I’m ending day three of my nastiest yet experience with an intestinal virus (we think. ) Today I woke with sharp pain in my lower right abdomen. Following two days of fever and vomiting and severe diahhrea we suspected appendicitus and I almost got on a medical evac flight this afternoon. But here I sit still, feeling better after a bag of IV fluid or “drip” as the locals all call it. And finally peeing again and thinking a bit straighter. I still can’t really walk around because of the pain in my abdomen and resulting nasuea. We haven’t figured out what that is or how long it will be around. But I have determined to be well enough tomorrow to get out of beds for my kids.

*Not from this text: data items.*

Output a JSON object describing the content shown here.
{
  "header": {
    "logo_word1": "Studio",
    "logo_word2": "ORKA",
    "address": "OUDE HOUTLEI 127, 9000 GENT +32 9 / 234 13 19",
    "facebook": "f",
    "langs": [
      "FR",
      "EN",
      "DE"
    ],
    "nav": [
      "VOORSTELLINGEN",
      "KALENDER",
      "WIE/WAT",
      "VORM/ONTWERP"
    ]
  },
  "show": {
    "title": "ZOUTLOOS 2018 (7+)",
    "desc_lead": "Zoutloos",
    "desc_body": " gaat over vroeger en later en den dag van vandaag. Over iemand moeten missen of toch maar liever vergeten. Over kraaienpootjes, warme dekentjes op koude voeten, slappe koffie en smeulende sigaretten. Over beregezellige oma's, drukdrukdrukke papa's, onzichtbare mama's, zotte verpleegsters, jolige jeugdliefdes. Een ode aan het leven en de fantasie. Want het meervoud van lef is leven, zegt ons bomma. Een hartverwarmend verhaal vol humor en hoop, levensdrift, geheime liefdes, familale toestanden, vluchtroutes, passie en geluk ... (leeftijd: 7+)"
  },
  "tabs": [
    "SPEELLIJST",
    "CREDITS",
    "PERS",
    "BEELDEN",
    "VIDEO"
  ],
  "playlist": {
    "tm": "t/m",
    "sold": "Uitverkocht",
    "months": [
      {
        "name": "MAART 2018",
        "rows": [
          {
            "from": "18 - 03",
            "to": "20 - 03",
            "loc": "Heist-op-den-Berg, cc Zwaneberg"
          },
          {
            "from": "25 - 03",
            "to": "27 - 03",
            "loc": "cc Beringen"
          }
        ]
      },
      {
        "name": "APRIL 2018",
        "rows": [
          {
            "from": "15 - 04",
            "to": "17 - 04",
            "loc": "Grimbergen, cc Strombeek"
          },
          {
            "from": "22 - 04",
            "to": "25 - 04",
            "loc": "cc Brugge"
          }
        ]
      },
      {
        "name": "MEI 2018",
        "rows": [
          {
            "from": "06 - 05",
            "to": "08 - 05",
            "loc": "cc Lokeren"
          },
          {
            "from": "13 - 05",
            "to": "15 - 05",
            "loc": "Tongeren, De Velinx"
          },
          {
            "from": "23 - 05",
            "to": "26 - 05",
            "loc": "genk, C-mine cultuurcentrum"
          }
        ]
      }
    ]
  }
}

You would think I would have learned all sorts of wonderful lessons about faith, life and God during this time but mostly I was semi-unconscious and miserable. I did gain a renewed appreciation for my faithful husband who did the things they don’t tell you about in pre-marital counseling but which are very significant in a lifetime spent together. I am so grateful.

And though I barely remember Tuesday at all, I will always be grateful for Scott and Jennifer’s injection of medication which dropped my high fever and brought relief to my non-stop vomiting.

Naomi’s birthday is just around the corner. The end of term is only three weeks away. There’s so much work to be done. I’m ready to be well again.